The file that surprised President Gül
Yalçın Doğan ydogan@hurriyet.com.tr
Nearly 40 intelligence staff will be hired. Where? The new king TİB, which is the Directorate of Telecommunication.The wiretappings are not done according to legal procedures. The bill being debated in Parliament is putting the TİB in place of the judiciary.
Digital data are intercepted and these are submitted to courts as evidence. This situation caused the arrests of journalists, deputies, scientists, officers, noncommissioned officers and even commanders of forces.
In the Parliamentary Investigation Commission, which was set up to prevent and determine violations in freedom of communication, intelligence organizations did not answer questions saying they were “state secrets.”
I did not write the above; they are all in a file.
President Abdullah Gül invited Republican People’s Party deputy Erdal Aksünger the other day.
Aksünger is an expert in informatics. Gül wanted to be informed about the Internet law that was being debated in Parliament, even though Aksünger is an opposition deputy. Nice surprise.
Aksünger presented the file that contains the above findings.
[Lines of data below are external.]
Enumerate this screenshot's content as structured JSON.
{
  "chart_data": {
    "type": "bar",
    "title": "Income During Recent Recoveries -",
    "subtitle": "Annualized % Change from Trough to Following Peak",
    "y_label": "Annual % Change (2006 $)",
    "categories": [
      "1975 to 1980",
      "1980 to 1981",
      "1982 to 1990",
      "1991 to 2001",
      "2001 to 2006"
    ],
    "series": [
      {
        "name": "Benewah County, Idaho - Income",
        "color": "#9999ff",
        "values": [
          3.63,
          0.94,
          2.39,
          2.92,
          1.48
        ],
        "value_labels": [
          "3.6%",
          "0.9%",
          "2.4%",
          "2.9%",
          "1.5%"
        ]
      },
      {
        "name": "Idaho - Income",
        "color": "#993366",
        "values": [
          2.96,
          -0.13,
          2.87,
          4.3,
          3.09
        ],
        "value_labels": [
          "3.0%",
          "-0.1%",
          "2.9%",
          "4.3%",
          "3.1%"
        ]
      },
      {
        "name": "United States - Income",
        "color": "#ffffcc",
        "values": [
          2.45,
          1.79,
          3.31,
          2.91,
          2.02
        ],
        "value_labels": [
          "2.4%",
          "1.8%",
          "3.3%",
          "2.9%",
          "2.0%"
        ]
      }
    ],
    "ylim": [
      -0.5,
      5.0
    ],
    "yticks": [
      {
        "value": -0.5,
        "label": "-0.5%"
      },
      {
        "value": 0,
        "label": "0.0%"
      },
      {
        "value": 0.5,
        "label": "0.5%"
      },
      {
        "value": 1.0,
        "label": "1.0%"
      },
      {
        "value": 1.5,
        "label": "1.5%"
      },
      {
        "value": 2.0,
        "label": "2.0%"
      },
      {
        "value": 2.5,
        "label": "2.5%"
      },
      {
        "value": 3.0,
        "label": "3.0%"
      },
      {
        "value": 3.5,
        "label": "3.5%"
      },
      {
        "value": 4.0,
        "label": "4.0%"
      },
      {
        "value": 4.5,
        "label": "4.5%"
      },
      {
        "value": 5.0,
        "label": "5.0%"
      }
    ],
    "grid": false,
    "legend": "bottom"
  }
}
Gül was impressed, he was surprised. He did not say much to Aksünger, but he may have thought “What is happening to us?”
‘They eavesdrop on me’
Aksünger said this to Gül: “Those establishments that have the technique and personnel capable of wiretapping, monitoring and obtaining personal data, such as the National Intelligence Organization (MİT), TİB, gendarmerie intelligence, police intelligence and GSM operators should look into the foreign agencies in our country. The activities of these are related to personal data safety.”
Information provided by Aksünger shows us what kind of a country we are living in:
“A joint delegation of the CIA and Pentagon arrived in our country in 2008 and stayed for three months, but it is not known what kind of intelligence they conducted and how long this delegation actually stayed in Turkey.”
It is impossible that the government does not know this. Well, then, the claims of “They have wiretapped me and you” become meaningless. The claim that it was the “parallel state” that was doing the monitoring has also been disproved.
Which operations the foreigners conducted, who did they share with the intelligence gathered; we do not know. It is the “homeland security” that is at stake. Gül is determined; he said he will have it “looked into.”
Goodbye to corruption stories
With this law, you will be monitored over the Internet, and yes, you will be, if necessary, blacklisted. From now on you will be classified at any matter according to your political, commercial, cultural, sexual and religious/spiritual inclinations.
With this law, you will not be able hear of any corruption stories on the grounds of protecting private lives. Even though, still, corruption is being fought against.
We journalists will not be able to write corruption stories, as a result of the new King TİB’s censorship.
The European Court of Human Rights (ECHR) found a similar initiative “against human rights.” This law is totally against U.N. conventions and EU principles.
With this law, censorship now becomes more suitable to the technology era, but there is no difference from the past. It is like the term of Abdülhamid II. “The press is free within the framework of the law.”
Just like 130 years ago, fundamental rights and freedoms are being restricted. There will not be any private life left; however, when it is corruption in question, then “violation of privacy” takes the stage.
Not with court decisions, but with the TİB decisions.
This is where words fail.
Yalçın Doğan is a columnist for daily Hürriyet in which this piece was published on Feb 6. It was translated into English by the Daily News staff.